The United Nations says it fears for the safety of an estimated 10,000 families trapped in Falluja as Iraqi forces press in to retake the city from ISIS.
Fierce fighting has been raging around Falluja since Iraq's military launched an offensive Monday to reclaim the traditionally Sunni-dominated city, about 65 kilometers (40 miles) west of Baghdad, from the terror group.
And with tens of thousands of residents unable to flee the clutches of ISIS, the U.N. fears that civilians will pay a heavy toll for the liberation of the city.

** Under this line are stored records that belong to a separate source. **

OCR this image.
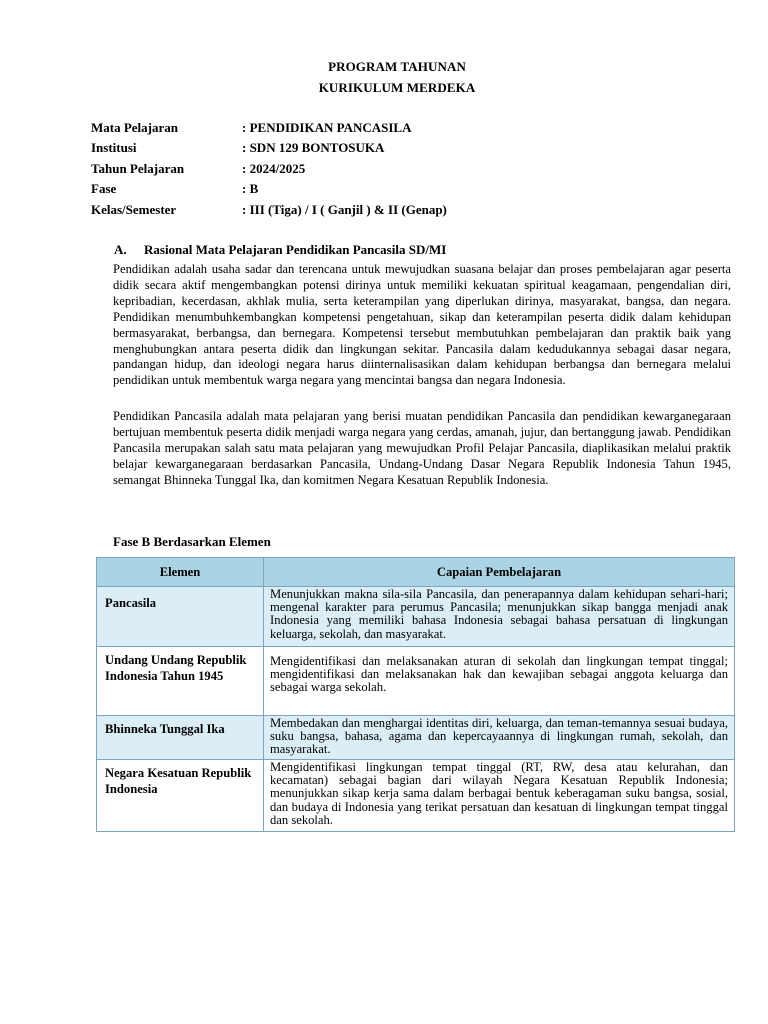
PROGRAM TAHUNAN
KURIKULUM MERDEKA
Mata Pelajaran	: PENDIDIKAN PANCASILA
Institusi	: SDN 129 BONTOSUKA
Tahun Pelajaran	: 2024/2025
Fase	: B
Kelas/Semester	: III (Tiga) / I ( Ganjil ) & II (Genap)
A. Rasional Mata Pelajaran Pendidikan Pancasila SD/MI
Pendidikan adalah usaha sadar dan terencana untuk mewujudkan suasana belajar dan proses pembelajaran agar peserta didik secara aktif mengembangkan potensi dirinya untuk memiliki kekuatan spiritual keagamaan, pengendalian diri, kepribadian, kecerdasan, akhlak mulia, serta keterampilan yang diperlukan dirinya, masyarakat, bangsa, dan negara. Pendidikan menumbuhkembangkan kompetensi pengetahuan, sikap dan keterampilan peserta didik dalam kehidupan bermasyarakat, berbangsa, dan bernegara. Kompetensi tersebut membutuhkan pembelajaran dan praktik baik yang menghubungkan antara peserta didik dan lingkungan sekitar. Pancasila dalam kedudukannya sebagai dasar negara, pandangan hidup, dan ideologi negara harus diinternalisasikan dalam kehidupan berbangsa dan bernegara melalui pendidikan untuk membentuk warga negara yang mencintai bangsa dan negara Indonesia.
Pendidikan Pancasila adalah mata pelajaran yang berisi muatan pendidikan Pancasila dan pendidikan kewarganegaraan bertujuan membentuk peserta didik menjadi warga negara yang cerdas, amanah, jujur, dan bertanggung jawab. Pendidikan Pancasila merupakan salah satu mata pelajaran yang mewujudkan Profil Pelajar Pancasila, diaplikasikan melalui praktik belajar kewarganegaraan berdasarkan Pancasila, Undang-Undang Dasar Negara Republik Indonesia Tahun 1945, semangat Bhinneka Tunggal Ika, dan komitmen Negara Kesatuan Republik Indonesia.
Fase B Berdasarkan Elemen
Elemen	Capaian Pembelajaran
Pancasila	Menunjukkan makna sila-sila Pancasila, dan penerapannya dalam kehidupan sehari-hari; mengenal karakter para perumus Pancasila; menunjukkan sikap bangga menjadi anak Indonesia yang memiliki bahasa Indonesia sebagai bahasa persatuan di lingkungan keluarga, sekolah, dan masyarakat.
Undang Undang Republik Indonesia Tahun 1945	Mengidentifikasi dan melaksanakan aturan di sekolah dan lingkungan tempat tinggal; mengidentifikasi dan melaksanakan hak dan kewajiban sebagai anggota keluarga dan sebagai warga sekolah.
Bhinneka Tunggal Ika	Membedakan dan menghargai identitas diri, keluarga, dan teman-temannya sesuai budaya, suku bangsa, bahasa, agama dan kepercayaannya di lingkungan rumah, sekolah, dan masyarakat.
Negara Kesatuan Republik Indonesia	Mengidentifikasi lingkungan tempat tinggal (RT, RW, desa atau kelurahan, dan kecamatan) sebagai bagian dari wilayah Negara Kesatuan Republik Indonesia; menunjukkan sikap kerja sama dalam berbagai bentuk keberagaman suku bangsa, sosial, dan budaya di Indonesia yang terikat persatuan dan kesatuan di lingkungan tempat tinggal dan sekolah.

Iraq's air force has airdropped thousands of leaflets on Falluja instructing residents to leave and promising them passage through "safe corridors" established by the military to camps outside the city.
The government has set up a hotline for residents to call or text if they require evacuation, while state television has broadcast advisories to residents to wave white flags over their homes if they can't flee, and to stay away from ISIS facilities and gatherings.
But activists say ISIS has been preventing residents from leaving, and has cut many communication lines — leaving thousands potentially caught in the crossfire between government troops, backed by Shiite militia and tribal fighters, and the Sunni terror group.
An estimated 10,000 families remain trapped in the city "in a very precarious situation," the U.N. said in a statement.
The push on Falluja comes as an alliance of U.S.-backed Kurdish and Arab forces announced Tuesday that an offensive was underway to retake areas to the north of the de facto ISIS capital of Raqqa, in neighboring Syria.